WASHINGTON -- The autoworkers' strikes that brought General Motors Corp. to a virtual halt won workers at two aging parts plants a bit of job security, at least until 2000.

But while labor celebrated its solidarity on the picket line as a victory, the strikes, with limited goals, were far different from the dramatic showdowns of the union movement's glory days. Today, unions trying to regain the clout of the past find themselves working in a different world.

"The reality is that less than 10 percent of private sector workers belong to unions," said Richard Hurd, a Cornell University professor of labor. "In that situation, a union-management confrontation like the GM strike is not as likely to attract attention as it once was."

As GM prepared to begin turning out cars again today, the labor movement's larger troubles remained.

A few decades ago, a strike that shut down the world's biggest automaker would have captivated the nation. Just after World War II, when a third of workers belonged to unions, and manufacturing was the bulwark of the nation's economy, people everywhere had a stake in major strikes. New health benefits or higher wages won by one group of workers would ripple through labor agreements across the nation.

Today, that's not so. The latest GM stoppage was more about protecting the status quo at two Flint, Mich., plants -- at a time when workers fear their jobs will be moved out of the country -- than about seeking future gains.

The last strike to dominate the headlines was the Teamsters' walkout at United Parcel Service last summer. The UPS workers received more attention than the autoworkers, partly because theirs was a national strike, but mostly because the UPS strike directly affected more consumers: The company controlled 80 percent of the small-package delivery market.

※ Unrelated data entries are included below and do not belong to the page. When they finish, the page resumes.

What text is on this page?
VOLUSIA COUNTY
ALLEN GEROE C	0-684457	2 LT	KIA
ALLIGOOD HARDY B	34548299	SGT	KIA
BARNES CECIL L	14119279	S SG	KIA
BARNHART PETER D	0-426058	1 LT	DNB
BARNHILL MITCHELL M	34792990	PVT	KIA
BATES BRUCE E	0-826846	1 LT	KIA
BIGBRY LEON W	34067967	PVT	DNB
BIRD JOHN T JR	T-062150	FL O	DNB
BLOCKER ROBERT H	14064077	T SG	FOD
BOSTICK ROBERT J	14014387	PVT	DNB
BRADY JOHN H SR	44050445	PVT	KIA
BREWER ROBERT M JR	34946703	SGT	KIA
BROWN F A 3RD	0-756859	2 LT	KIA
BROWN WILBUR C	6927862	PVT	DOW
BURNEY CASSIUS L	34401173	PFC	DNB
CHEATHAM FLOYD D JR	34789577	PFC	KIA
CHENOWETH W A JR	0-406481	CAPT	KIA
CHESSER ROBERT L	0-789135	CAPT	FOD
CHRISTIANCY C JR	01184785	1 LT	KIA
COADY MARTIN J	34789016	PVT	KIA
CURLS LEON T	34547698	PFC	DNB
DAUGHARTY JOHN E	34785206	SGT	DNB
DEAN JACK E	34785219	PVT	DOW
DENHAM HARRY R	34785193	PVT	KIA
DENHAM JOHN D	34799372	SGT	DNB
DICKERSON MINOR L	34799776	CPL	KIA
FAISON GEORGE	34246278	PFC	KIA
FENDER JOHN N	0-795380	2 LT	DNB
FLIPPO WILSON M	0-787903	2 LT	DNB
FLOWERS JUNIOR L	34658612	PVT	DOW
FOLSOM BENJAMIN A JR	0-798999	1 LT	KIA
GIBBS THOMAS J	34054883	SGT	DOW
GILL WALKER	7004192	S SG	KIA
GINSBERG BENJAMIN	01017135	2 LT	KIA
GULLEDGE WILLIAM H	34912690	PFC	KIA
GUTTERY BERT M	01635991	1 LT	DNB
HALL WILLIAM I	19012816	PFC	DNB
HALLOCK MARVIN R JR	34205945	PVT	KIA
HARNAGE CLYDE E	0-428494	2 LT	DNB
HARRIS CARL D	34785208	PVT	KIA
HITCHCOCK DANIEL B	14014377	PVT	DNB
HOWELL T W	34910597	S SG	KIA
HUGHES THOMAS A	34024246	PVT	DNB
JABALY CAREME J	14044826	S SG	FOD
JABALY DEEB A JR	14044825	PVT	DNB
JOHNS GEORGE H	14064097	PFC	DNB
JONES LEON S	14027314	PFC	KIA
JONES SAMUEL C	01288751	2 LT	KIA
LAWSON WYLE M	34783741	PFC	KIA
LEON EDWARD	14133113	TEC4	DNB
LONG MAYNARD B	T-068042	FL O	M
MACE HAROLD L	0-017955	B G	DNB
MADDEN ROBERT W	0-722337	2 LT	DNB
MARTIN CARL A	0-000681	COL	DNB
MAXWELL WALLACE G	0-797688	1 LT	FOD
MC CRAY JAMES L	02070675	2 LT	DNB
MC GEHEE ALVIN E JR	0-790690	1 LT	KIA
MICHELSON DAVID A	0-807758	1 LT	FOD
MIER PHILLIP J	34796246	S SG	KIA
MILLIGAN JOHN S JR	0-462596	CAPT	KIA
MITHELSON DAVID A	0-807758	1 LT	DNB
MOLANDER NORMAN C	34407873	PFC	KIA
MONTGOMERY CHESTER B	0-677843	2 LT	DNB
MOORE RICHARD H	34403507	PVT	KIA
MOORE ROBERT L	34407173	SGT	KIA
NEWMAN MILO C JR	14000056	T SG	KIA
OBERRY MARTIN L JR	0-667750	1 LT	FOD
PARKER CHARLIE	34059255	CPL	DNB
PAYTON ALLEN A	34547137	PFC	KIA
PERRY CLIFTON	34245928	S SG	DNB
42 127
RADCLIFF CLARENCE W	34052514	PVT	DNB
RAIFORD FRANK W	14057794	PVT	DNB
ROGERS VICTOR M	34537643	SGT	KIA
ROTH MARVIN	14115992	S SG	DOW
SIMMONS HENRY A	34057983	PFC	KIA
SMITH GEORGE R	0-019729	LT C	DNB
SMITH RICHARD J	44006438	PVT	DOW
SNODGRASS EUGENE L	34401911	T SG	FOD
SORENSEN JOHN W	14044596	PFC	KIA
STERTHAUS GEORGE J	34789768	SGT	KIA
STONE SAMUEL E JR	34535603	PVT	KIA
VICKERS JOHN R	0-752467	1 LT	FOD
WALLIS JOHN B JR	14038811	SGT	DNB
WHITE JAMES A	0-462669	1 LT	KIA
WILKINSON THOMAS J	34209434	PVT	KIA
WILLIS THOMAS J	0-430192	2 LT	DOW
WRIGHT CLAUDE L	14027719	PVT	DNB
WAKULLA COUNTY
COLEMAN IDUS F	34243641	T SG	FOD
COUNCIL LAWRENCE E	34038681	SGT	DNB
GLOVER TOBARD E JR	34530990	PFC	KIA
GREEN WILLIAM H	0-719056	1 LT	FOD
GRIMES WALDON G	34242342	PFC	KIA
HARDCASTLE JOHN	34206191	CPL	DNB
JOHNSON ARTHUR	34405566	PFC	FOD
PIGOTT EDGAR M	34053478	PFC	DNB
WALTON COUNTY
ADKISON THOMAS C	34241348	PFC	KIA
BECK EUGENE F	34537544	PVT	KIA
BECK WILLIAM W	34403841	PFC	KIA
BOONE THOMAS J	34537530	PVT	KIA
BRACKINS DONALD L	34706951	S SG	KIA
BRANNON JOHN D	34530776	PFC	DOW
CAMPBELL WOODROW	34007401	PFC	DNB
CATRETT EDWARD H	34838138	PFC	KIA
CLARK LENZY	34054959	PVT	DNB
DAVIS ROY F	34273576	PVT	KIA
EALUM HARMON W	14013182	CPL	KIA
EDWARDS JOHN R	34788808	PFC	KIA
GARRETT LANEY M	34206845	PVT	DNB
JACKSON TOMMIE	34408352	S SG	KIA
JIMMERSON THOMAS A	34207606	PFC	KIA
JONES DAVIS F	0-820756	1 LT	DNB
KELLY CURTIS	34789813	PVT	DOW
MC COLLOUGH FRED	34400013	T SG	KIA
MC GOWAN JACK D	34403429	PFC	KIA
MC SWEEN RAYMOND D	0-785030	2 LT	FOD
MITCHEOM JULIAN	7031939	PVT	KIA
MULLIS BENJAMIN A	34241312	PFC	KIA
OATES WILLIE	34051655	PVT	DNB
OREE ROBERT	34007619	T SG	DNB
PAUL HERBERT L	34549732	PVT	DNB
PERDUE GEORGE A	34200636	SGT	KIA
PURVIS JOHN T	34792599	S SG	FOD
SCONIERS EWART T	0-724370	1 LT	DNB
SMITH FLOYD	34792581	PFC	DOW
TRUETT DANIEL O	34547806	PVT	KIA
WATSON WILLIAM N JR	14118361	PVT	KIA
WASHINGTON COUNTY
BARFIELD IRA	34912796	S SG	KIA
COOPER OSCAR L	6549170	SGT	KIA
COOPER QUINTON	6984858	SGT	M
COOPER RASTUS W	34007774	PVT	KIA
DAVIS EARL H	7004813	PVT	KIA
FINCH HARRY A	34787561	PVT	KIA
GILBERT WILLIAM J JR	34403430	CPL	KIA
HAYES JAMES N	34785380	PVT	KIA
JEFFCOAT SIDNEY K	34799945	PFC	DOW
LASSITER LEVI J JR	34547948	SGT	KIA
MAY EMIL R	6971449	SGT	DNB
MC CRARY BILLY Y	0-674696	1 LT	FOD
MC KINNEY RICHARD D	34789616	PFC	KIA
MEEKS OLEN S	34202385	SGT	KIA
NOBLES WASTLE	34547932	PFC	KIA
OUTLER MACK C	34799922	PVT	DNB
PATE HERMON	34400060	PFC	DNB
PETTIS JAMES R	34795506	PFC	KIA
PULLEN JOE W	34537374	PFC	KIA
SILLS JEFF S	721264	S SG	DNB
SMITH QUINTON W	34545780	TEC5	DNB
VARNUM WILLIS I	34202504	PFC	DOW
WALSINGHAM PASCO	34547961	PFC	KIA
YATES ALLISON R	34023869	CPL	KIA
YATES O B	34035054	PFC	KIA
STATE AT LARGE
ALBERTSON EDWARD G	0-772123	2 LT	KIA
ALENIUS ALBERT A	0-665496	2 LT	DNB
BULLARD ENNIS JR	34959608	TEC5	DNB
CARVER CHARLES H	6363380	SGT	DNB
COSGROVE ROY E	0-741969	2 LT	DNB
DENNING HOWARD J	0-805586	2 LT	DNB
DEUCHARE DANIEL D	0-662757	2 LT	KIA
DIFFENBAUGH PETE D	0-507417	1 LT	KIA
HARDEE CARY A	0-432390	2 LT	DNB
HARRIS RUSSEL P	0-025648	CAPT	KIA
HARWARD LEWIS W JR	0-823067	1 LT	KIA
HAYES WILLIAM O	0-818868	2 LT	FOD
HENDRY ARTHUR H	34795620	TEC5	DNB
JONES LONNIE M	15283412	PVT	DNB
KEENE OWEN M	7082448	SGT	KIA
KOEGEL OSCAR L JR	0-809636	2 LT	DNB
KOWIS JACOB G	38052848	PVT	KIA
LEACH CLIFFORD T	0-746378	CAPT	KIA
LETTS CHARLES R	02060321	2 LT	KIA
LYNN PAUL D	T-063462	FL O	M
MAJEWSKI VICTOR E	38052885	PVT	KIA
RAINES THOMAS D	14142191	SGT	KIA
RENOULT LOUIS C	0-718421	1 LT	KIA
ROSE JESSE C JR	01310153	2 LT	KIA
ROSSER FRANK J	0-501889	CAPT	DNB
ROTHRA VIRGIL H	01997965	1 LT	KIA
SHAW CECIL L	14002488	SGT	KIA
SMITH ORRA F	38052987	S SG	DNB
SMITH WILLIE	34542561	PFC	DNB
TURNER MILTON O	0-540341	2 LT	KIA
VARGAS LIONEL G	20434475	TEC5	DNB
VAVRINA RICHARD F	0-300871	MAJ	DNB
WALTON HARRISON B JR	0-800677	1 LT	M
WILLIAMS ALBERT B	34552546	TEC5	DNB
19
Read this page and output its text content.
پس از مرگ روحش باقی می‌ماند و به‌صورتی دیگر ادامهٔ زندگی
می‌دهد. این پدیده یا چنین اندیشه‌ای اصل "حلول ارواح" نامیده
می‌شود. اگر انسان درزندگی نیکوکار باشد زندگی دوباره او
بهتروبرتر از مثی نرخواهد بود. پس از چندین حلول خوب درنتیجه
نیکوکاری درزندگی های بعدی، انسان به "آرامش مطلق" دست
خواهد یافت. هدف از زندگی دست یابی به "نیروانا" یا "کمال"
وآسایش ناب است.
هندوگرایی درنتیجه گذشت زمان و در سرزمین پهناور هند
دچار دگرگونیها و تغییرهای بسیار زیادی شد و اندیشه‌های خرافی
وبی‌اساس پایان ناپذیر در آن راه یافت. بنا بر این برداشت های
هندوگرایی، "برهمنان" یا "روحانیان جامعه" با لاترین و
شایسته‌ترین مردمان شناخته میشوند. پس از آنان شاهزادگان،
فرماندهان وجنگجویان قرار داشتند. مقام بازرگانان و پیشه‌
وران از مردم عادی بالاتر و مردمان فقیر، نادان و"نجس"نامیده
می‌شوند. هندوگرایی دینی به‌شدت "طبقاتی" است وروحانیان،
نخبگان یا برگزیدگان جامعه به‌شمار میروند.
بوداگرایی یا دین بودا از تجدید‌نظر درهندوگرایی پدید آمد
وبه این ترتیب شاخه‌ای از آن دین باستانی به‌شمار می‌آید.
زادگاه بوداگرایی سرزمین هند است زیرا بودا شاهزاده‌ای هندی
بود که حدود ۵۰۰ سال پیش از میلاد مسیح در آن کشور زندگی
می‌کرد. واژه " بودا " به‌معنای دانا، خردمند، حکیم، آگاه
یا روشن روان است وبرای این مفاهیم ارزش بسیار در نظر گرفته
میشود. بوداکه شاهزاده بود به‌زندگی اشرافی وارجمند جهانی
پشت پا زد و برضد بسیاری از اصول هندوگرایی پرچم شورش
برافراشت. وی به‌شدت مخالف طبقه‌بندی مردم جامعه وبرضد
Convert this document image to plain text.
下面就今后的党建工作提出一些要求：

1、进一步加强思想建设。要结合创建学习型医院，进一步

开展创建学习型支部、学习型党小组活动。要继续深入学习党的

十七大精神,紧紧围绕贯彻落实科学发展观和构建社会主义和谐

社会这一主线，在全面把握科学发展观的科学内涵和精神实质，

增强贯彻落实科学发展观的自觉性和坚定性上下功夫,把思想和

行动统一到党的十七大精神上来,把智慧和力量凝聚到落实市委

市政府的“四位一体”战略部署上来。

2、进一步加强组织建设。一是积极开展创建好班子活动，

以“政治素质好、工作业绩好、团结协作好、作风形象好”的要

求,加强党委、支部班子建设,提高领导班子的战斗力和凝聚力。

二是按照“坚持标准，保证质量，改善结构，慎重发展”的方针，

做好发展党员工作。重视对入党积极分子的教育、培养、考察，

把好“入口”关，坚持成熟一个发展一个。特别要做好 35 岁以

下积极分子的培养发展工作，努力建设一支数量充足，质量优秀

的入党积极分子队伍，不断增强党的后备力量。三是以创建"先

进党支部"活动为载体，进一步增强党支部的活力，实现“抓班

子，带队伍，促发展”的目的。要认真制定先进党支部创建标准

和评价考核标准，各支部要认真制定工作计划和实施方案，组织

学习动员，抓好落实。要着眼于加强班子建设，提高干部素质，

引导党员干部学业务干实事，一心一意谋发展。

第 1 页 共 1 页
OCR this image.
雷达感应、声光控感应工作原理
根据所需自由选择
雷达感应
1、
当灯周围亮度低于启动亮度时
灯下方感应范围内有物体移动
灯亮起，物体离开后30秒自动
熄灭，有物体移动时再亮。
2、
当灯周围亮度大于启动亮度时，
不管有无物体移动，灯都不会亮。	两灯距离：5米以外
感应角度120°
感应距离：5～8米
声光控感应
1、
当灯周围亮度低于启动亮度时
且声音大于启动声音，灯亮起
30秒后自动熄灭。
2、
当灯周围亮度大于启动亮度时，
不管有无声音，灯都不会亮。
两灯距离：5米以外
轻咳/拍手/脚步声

And while an existing contract limited the United Auto Workers to striking over local health and safety issues, the Teamsters were free to cast the UPS strike as a stand against increasing part-time work at the expense of full-time jobs. That message struck a chord with the public.

"The UPS situation is a modern situation," Mr. Hurd said. "It's related to how we purchase products these days. We buy them through catalogs and TV appeals. It's reflective of our increasing reliance in our economy on various services."

"The GM strike is a reflection of what the core of our economy used to be," he said.

The similarity between the two strikes, Labor Secretary Alexis Herman says, is "worker solidarity."

She noted that in 1997 the nation had fewer strikes than it had seen in any of the last 50 years. At the same time, the Federal Mediation and Conciliation Service helped resolve 5,000 labor-management disagreements.

To Ms. Herman, this says that labor-management relations are evolving to include more partnerships and fewer confrontations.

Two weeks ago, when nearly 18,000 United Airlines passenger service employees voted to join the International Association of Machinists, AFL-CIO President John Sweeney trumpeted the decision as "a great harbinger of labor's new vitality and appeal."

But Mr. Sweeney himself says labor will become irrelevant if it doesn't begin to build its ranks, and he has pushed affiliated unions to devote more resources to organizing.

Despite signing up 400,000 new union members last year, labor's share of the work force declined to 14.1 percent, down from 14.5 percent the previous year.

It has been fashionable to blame lazy labor leaders, who grew complacent about organizing as their memberships dwindled in the 1970s and 1980s.

But Thomas Geoghegan, a Chicago labor lawyer, argues that labor law is the main culprit. Employers have realized they face few penalties for delaying unionization votes and firing workers for union activity, he said.